Goldman is big on the city. The location is low cost compared with places like New York or L.A. (or "high value," as the bank puts it), there's a highly educated pool of talent, and it's a good way to attract employees who want a lifestyle more relaxed than NYC's.
It's also helpful, the bank says, to have U.S. employees in another time zone to interact with colleagues around the world, and as a backup during emergencies or natural disasters. For example, Salt Lake City temporarily took over some of the New York operations during Superstorm Sandy.
And it notes that for West Coast shareholders, trekking to SLC is more convenient than coming all the way to New York.
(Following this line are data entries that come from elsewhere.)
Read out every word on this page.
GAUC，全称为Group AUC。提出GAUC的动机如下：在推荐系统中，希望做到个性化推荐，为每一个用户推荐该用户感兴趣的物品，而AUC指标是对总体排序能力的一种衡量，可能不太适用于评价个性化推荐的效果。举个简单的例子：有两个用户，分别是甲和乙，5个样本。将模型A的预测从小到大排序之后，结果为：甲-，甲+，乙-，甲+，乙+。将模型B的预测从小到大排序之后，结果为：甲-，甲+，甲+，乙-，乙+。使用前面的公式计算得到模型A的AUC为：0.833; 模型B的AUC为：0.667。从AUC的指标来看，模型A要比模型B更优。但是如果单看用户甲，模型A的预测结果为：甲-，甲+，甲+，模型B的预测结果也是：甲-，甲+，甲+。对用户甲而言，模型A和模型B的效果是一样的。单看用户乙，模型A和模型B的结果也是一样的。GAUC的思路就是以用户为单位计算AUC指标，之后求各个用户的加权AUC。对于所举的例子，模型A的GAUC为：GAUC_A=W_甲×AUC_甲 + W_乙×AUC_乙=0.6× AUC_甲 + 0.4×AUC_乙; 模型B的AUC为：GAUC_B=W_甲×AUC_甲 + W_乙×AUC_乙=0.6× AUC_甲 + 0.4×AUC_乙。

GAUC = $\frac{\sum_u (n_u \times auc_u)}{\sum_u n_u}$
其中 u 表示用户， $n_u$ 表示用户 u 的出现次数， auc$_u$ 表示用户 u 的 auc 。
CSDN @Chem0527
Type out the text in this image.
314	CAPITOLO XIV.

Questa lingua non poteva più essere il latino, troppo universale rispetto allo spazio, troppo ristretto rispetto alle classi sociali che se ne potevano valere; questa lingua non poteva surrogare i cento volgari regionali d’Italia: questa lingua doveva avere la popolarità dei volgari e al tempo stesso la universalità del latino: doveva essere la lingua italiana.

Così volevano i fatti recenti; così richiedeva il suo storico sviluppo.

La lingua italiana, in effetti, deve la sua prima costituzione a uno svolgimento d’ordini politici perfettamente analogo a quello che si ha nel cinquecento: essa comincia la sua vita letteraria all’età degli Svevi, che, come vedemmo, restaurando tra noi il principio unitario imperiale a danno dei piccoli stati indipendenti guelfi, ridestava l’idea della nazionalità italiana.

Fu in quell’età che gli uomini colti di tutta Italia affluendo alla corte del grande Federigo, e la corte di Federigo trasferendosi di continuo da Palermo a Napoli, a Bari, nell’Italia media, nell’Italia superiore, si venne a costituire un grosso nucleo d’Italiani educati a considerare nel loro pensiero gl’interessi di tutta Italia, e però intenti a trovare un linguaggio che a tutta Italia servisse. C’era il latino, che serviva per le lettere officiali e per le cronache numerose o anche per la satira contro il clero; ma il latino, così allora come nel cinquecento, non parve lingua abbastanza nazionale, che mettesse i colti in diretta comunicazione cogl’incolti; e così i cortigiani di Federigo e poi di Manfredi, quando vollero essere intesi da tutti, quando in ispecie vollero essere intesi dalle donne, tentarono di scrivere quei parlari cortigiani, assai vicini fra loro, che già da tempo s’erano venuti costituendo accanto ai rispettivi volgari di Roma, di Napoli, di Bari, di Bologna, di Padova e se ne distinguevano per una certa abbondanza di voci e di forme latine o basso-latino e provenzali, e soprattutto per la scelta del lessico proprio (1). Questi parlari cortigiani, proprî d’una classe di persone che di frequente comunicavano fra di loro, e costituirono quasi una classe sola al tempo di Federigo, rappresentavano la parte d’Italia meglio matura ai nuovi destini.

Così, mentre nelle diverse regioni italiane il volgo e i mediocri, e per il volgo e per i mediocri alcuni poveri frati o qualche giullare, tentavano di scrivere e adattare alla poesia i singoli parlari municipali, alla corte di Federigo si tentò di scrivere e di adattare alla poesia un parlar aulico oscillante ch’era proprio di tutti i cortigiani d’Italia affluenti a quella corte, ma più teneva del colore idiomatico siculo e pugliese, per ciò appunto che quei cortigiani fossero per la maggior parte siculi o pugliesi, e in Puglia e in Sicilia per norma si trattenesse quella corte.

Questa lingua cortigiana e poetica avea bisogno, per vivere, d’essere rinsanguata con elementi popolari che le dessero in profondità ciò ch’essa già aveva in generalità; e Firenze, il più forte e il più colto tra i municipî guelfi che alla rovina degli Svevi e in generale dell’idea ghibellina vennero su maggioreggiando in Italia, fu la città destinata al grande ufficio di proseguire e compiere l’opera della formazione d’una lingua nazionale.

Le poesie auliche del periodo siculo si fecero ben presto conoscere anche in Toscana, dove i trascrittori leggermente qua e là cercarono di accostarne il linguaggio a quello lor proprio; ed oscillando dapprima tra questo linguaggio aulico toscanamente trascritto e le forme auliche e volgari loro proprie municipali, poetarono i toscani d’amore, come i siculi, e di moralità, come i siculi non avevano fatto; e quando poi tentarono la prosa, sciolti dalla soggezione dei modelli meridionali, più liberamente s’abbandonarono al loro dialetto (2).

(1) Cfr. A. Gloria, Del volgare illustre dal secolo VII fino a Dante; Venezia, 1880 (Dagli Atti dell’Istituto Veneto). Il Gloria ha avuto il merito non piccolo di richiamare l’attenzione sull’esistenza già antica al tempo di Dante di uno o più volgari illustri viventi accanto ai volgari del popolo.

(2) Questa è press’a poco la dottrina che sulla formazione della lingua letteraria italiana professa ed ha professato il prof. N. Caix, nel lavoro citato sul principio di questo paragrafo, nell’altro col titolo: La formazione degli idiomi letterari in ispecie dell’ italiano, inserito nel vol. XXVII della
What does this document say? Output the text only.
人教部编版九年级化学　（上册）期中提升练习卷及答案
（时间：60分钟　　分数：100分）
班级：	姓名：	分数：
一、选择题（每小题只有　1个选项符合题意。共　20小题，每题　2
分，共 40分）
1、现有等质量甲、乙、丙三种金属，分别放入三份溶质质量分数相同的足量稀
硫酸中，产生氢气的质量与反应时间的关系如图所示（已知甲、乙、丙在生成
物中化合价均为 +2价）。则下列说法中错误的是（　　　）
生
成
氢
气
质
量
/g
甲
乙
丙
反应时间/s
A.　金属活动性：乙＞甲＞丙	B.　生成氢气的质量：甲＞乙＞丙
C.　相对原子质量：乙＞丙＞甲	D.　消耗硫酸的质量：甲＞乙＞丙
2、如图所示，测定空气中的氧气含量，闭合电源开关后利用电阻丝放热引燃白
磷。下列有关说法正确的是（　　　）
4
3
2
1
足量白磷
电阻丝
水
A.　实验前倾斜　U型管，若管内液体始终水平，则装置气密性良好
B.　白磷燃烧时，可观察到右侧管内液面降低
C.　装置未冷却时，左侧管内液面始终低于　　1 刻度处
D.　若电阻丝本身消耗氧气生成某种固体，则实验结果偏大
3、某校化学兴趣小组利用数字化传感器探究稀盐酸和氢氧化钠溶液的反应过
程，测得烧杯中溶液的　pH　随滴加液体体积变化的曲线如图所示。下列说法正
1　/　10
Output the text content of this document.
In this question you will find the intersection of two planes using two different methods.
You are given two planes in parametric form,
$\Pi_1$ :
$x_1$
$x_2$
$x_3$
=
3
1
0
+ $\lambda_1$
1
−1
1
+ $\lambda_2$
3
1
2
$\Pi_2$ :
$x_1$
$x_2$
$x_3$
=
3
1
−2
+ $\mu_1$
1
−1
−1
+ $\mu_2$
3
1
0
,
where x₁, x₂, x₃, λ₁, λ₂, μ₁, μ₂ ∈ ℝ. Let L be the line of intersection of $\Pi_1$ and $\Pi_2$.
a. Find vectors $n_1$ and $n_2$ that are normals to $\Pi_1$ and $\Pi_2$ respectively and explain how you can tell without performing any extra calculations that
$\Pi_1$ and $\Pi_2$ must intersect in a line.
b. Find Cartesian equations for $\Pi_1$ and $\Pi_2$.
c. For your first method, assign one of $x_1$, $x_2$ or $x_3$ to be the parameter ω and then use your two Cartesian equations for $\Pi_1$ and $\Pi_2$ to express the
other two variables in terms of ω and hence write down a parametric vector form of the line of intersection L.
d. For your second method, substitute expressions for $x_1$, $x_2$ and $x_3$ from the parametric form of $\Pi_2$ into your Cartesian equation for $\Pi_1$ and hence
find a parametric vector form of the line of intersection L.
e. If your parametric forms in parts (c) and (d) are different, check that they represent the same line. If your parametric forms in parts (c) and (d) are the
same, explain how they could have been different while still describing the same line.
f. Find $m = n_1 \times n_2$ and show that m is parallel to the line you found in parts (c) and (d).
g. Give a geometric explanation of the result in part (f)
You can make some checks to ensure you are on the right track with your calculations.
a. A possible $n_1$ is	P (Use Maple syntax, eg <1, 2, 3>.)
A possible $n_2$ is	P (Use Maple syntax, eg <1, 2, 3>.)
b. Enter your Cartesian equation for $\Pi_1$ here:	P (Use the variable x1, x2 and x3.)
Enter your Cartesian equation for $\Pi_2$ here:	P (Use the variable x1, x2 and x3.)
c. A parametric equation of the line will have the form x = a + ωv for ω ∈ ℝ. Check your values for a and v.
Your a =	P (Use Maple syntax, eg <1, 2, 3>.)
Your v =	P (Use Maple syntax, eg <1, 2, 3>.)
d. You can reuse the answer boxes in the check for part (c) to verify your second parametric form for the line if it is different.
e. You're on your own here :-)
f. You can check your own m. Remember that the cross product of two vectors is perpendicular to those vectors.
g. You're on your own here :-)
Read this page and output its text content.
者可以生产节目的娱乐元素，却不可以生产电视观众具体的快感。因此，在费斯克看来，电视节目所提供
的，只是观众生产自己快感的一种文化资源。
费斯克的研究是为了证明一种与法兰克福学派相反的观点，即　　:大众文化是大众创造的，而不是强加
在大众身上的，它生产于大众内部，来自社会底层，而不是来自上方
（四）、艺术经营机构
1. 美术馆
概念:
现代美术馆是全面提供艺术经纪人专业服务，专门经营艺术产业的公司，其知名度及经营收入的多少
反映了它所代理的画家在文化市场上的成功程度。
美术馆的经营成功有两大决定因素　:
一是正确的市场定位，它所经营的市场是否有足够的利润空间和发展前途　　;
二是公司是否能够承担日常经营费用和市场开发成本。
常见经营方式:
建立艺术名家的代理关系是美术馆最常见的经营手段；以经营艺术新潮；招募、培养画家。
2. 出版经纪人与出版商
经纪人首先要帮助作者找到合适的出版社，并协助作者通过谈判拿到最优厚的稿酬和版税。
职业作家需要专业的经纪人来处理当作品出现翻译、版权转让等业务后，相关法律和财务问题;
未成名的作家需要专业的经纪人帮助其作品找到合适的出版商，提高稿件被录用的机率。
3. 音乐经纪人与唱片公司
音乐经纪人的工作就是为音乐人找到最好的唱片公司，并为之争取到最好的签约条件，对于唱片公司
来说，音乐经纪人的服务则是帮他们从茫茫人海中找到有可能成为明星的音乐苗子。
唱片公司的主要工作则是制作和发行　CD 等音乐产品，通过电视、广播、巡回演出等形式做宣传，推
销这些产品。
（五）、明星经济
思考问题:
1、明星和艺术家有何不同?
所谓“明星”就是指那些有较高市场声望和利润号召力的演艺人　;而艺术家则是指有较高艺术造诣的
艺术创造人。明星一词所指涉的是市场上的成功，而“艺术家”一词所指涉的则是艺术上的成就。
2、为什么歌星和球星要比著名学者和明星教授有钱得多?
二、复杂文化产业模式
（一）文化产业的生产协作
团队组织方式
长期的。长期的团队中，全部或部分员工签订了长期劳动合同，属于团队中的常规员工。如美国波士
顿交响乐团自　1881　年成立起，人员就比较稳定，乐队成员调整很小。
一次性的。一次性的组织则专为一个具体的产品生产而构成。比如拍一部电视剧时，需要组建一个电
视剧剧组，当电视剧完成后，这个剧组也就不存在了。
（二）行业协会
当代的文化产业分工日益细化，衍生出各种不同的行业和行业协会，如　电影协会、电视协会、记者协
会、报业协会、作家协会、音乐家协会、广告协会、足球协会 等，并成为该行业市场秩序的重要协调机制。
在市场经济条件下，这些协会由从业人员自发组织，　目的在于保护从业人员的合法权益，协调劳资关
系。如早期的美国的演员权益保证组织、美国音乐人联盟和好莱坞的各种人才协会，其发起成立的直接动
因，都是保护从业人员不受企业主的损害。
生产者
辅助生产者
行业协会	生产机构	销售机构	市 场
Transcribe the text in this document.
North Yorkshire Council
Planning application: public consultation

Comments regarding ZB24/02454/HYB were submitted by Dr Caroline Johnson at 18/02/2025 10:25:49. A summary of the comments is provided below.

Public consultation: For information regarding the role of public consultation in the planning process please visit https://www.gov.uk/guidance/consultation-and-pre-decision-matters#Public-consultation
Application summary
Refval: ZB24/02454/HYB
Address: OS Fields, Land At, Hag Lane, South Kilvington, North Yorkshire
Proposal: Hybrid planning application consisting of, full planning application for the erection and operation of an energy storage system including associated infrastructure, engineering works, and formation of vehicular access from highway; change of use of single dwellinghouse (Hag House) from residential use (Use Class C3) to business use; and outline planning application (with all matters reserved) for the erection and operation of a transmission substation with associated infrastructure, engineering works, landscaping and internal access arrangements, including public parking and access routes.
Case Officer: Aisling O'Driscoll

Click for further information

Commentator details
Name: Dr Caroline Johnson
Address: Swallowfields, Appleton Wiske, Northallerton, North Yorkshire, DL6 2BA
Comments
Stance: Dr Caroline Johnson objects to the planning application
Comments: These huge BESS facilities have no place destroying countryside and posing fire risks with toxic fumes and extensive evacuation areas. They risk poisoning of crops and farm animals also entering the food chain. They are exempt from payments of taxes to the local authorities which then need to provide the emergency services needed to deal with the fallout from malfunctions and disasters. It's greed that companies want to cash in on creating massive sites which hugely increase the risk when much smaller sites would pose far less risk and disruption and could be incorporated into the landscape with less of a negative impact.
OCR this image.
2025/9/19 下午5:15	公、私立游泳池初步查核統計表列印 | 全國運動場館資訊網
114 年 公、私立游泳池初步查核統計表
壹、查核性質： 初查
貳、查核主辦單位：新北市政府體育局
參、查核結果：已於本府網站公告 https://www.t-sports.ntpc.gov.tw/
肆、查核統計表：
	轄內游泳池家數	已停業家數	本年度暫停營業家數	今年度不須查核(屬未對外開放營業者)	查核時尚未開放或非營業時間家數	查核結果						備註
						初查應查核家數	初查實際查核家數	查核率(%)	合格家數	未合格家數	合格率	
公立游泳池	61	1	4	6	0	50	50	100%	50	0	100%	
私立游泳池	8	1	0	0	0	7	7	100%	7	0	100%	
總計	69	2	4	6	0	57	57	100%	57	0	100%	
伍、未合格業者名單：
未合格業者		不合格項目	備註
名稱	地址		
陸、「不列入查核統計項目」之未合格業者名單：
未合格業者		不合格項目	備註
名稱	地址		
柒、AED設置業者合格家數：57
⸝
Marty Carpenter, spokesman at the Salt Lake Chamber, hadn't heard the news until he got a call from The Associated Press, but he was stoked to learn it.
"Great," Carpenter said. "We're very excited to host events like that."
Um, really? Shareholder meetings aren't exactly known for razzmatazz. They're where shareholders vote on things like approving the company's choice of accountant.
Well, OK. "This is not the 2002 Winter Olympics or anything like that," Carpenter acknowledged, before rattling off a list of attractions in the area: world-class ski resorts, mountain air, an expanding light rail, low unemployment and a diverse economy.
Since the financial crisis in 2008, shareholder meetings have often drawn protesters with placards bemoaning the banks' government bailout loans, foreclosures and high pay.
A group called 99% Power planned to caravan to Salt Lake City to protest at Wells Fargo's meeting on Tuesday, but was none too pleased about the change in venue, saying it was just the bank's attempt to avoid them.
"You can run, but you can't hide," it said in a statement.
Wells Fargo has been holdings its shareholder meetings in its headquarters city of San Francisco since at least 1999. Goldman, whose annual meeting isn't until May 23, has taken baby steps away from its traditional venue of lower Manhattan, until this year's giant leap. It moved to Jersey City for 2011 and 2012.
JPMorgan Chase has taken a similar tack. In 2011, it moved its annual meeting from New York to Columbus, Ohio. This year, it will be in Tampa, Fla., for the second year in a row.
Morgan Stanley had already moved its shareholder meeting out of Manhattan by the time the financial crisis imploded. This is the eighth year in a row that it will hold its meeting upstate in Westchester County.
Bank of America and Citigroup have been the exceptions. Bank of America has been meeting in its hometown of Charlotte, N.C., every year since 1998. Citigroup has been staying in its hometown of New York City since at least 1994, except for a foray to Dallas last year.